I knew what she meant, that I could always return. But my heart hoped she meant something else, that life would stand still, and I could pick up where I left off. I even pictured it. I saw myself writing poetry in an old Victorian house while the clouds hung low. But I had outstayed my welcome in SF. When the time came, I had already lost a majority of my friend group, and then the ones I did still have eventually left too. Prices got too high, and life changed considerably. Many folks moved across the Bay to Oakland. Moving to Oakland was not an option for me as it was east of San Francisco, and closer to where I grew up. I didn’t want to move closer to home. I was barely 26. I wanted to keep going. Growing. Moving. Living. LA was waiting with open arms.
As the years passed, I started to realize I probably wouldn't go back to San Francisco and if I did it would be a much different place.
But, I still wanted trains, walkability, city life. I moved to NYC for a couple years where the winters last way to long. Lucky for me work and life brought me back to LA.

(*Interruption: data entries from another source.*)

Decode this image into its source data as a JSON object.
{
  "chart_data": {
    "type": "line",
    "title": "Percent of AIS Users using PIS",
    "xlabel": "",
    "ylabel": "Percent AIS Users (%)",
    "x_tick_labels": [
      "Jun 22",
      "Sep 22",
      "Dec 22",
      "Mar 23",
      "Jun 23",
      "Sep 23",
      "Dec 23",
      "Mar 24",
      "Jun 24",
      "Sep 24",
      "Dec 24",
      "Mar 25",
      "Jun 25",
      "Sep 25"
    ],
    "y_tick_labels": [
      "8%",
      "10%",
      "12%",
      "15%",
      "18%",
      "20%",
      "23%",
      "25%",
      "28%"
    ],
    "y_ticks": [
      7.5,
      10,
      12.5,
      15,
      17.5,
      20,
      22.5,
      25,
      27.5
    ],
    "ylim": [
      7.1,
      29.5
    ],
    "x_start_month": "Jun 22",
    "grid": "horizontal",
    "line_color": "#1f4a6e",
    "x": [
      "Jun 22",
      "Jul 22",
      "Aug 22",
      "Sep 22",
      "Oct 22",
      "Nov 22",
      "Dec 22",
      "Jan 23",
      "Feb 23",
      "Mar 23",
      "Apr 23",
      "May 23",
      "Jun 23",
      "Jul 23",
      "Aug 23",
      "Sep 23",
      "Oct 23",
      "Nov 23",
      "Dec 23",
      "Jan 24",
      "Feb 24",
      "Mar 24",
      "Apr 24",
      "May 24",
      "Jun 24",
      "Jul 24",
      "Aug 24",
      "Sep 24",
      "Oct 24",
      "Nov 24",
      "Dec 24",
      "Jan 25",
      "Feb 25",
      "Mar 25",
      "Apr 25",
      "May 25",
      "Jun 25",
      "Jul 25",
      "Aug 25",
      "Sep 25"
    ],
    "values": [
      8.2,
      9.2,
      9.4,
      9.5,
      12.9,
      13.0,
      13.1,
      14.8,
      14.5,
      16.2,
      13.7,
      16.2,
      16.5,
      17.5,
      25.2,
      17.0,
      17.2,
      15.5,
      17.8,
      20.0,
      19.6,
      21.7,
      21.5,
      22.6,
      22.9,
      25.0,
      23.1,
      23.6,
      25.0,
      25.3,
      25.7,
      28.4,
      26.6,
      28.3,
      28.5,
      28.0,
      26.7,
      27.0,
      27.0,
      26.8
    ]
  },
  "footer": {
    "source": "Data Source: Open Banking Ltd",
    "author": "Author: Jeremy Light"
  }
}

When I visited Portland in Summer of 2019, I really enjoyed it. We walked a lot and it even rained. We hit all the usual tourist spots. Pittock mansion, Japanese tea garden, we rode the tram and we hit some breweries and pubs in southeast. But it was when we sat down for a slice at Bella Pizza on Alberta St that it suddenly felt like the San Francisco I'd left behind. As we sat between the pride flags and the posters for local poetry readings and guitar lessons, while the tattooed barmaid in her doc Martins beamed a friendly smile at us, I turned to my partner and I said ,“I could live here.”
“You could?”
“Yes, it reminds me of San Francisco.”
When we moved to Portland four months later, I harbored no real notion of it being anything like SF because it's not. I mean sure there are similarities, but that was more of a fantasy than anything else, right? Besides it’s a different time now. I knew that. But the more I wandered around and got to know people, I couldn't help but constantly be reminded of San Francisco. In fact, many of my friends here lived in San Francisco at some point, prior to coming here. Portland is the new San Francisco, in many ways.
In the two years that I've been here, Portland has grow on me. It’s not really like the San Francisco I knew at all but in some ways it kind of is. If anything, the people here make it that way.

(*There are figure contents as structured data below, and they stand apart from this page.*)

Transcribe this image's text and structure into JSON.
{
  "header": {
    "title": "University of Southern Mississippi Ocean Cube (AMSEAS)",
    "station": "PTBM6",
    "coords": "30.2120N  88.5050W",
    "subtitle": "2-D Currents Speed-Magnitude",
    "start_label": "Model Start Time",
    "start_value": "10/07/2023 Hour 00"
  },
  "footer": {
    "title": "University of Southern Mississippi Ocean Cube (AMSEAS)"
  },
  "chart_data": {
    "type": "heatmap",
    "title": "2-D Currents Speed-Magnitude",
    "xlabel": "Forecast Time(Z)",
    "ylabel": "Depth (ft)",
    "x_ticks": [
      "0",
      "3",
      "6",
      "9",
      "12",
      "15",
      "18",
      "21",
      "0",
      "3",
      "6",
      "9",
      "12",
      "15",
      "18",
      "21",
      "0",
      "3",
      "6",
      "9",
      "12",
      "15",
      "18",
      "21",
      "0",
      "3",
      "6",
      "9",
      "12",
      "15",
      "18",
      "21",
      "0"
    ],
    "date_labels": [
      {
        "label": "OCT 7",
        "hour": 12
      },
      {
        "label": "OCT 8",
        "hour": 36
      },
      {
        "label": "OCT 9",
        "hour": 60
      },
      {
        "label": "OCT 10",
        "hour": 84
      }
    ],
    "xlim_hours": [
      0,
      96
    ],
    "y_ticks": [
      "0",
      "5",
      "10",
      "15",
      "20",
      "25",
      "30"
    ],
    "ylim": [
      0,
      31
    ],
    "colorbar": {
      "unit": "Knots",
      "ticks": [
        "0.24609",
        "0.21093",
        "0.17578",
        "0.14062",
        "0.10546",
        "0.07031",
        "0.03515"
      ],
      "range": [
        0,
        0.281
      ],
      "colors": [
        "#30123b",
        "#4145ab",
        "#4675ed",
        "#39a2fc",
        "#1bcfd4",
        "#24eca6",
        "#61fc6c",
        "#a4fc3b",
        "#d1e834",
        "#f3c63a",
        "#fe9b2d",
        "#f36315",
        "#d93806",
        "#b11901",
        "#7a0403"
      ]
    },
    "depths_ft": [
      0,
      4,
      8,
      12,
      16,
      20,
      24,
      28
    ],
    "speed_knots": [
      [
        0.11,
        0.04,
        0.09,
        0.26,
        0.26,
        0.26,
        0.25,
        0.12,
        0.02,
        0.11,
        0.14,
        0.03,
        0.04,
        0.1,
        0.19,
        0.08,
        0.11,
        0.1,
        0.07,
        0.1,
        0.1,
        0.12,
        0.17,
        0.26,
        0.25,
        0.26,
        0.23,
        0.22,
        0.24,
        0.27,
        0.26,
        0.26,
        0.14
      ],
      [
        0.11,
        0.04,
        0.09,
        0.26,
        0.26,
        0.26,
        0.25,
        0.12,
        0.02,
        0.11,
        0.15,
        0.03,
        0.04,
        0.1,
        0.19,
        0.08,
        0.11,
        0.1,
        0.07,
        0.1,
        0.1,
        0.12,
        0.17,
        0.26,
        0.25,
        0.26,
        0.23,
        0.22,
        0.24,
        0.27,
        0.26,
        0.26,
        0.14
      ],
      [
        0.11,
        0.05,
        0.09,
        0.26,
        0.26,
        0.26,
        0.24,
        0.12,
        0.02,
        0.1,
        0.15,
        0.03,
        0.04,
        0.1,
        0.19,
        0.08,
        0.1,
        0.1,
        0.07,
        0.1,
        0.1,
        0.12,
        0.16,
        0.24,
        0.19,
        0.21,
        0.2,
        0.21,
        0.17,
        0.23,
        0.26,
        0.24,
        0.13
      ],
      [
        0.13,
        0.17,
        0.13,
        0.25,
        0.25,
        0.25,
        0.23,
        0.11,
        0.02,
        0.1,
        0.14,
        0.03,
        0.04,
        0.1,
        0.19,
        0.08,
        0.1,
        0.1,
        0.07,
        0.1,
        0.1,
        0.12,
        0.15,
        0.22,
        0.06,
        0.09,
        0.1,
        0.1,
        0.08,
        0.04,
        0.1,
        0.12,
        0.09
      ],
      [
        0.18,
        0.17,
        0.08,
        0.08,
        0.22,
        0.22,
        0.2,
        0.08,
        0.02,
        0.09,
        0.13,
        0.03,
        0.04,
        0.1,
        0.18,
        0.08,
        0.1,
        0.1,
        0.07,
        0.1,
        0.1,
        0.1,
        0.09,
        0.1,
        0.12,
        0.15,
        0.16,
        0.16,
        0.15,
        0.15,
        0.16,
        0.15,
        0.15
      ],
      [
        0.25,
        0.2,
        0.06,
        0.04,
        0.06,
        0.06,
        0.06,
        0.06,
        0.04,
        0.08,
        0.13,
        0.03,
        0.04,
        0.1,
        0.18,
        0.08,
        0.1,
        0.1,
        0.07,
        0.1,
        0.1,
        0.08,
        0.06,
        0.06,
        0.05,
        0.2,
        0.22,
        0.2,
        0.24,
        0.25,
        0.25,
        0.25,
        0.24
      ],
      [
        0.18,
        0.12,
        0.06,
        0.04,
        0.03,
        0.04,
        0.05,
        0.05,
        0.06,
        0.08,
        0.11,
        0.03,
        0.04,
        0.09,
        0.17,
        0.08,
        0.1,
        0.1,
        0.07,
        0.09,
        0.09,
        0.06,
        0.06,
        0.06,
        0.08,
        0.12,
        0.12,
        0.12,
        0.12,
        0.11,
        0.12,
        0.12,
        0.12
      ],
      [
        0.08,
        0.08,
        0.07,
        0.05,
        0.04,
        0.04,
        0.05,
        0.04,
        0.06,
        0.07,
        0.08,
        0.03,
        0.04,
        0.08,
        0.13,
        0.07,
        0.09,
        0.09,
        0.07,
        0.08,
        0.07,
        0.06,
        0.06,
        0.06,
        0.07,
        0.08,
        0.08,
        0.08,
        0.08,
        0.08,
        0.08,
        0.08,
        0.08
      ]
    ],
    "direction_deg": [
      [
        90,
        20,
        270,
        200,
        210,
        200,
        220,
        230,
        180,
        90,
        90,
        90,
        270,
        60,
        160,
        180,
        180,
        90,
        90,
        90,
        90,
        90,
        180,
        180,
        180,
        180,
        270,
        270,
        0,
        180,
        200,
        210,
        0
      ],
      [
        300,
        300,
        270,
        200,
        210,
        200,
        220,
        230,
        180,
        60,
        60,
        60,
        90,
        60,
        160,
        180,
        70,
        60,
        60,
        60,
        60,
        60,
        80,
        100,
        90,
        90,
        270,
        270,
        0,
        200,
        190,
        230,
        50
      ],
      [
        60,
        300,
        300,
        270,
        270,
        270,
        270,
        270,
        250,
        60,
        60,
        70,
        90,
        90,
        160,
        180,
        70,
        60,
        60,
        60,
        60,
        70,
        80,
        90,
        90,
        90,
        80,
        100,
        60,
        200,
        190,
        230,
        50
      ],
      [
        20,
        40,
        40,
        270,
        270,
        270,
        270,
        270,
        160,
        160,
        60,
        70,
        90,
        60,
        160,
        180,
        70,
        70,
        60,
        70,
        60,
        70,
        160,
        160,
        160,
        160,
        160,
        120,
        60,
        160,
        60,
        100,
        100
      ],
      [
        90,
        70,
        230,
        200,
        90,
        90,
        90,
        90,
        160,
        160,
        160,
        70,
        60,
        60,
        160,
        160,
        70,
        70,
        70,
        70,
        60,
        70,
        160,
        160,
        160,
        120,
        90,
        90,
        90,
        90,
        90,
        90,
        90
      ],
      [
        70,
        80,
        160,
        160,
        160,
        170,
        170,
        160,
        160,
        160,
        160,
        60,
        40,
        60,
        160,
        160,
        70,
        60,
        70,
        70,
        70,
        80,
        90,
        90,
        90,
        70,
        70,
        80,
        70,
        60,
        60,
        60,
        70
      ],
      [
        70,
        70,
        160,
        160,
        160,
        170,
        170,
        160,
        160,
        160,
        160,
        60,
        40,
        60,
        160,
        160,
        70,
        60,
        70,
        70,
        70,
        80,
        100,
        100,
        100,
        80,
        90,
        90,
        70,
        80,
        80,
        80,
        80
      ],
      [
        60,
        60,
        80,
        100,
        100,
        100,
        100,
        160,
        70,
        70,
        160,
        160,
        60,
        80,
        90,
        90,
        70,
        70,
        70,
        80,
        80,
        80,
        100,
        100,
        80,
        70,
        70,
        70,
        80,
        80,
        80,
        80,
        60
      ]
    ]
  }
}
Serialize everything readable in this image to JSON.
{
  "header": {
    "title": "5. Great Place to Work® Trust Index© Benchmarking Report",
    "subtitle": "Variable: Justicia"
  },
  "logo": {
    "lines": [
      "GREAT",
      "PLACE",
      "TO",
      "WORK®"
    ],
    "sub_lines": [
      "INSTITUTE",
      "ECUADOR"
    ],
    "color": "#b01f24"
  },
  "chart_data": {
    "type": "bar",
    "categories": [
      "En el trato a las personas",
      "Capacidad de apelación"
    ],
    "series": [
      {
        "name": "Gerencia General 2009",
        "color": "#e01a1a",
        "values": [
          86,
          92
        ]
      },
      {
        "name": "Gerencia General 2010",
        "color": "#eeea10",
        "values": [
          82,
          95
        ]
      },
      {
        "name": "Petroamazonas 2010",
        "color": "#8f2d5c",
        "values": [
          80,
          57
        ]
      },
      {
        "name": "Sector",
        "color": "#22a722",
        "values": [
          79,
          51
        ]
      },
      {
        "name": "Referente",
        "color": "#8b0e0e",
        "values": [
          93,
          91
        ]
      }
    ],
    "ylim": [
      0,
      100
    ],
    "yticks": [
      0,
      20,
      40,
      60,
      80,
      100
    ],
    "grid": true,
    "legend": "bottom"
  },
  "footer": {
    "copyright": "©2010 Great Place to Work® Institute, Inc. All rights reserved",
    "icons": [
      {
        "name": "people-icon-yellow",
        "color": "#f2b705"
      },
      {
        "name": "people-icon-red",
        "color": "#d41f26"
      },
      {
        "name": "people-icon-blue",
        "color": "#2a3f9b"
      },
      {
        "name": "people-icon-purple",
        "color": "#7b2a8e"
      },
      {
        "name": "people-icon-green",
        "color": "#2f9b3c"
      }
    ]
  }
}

The moral is that I held onto this idea for so long that someday I'd move back up north, and then I did. The stories we tell ourselves do manifest. The things we envision do come true. Perhpas be mindful of what you envision because it may come true. And, of course, the flip side is also true, don’t give it too much meaning, because everything is temporary anyway! that’s the main thing that I learned. That time will keep going and that everything is temporary. And of course, I may already be planning my next move!
But, today as I sit in my house writing as the clouds hang low- though I’m in a California craftsman and not a Victorian-I realize that what I had been envisioning may have been Portland all along.
Great observation. I know you helped us fall in love with Portland. Thanks Mou.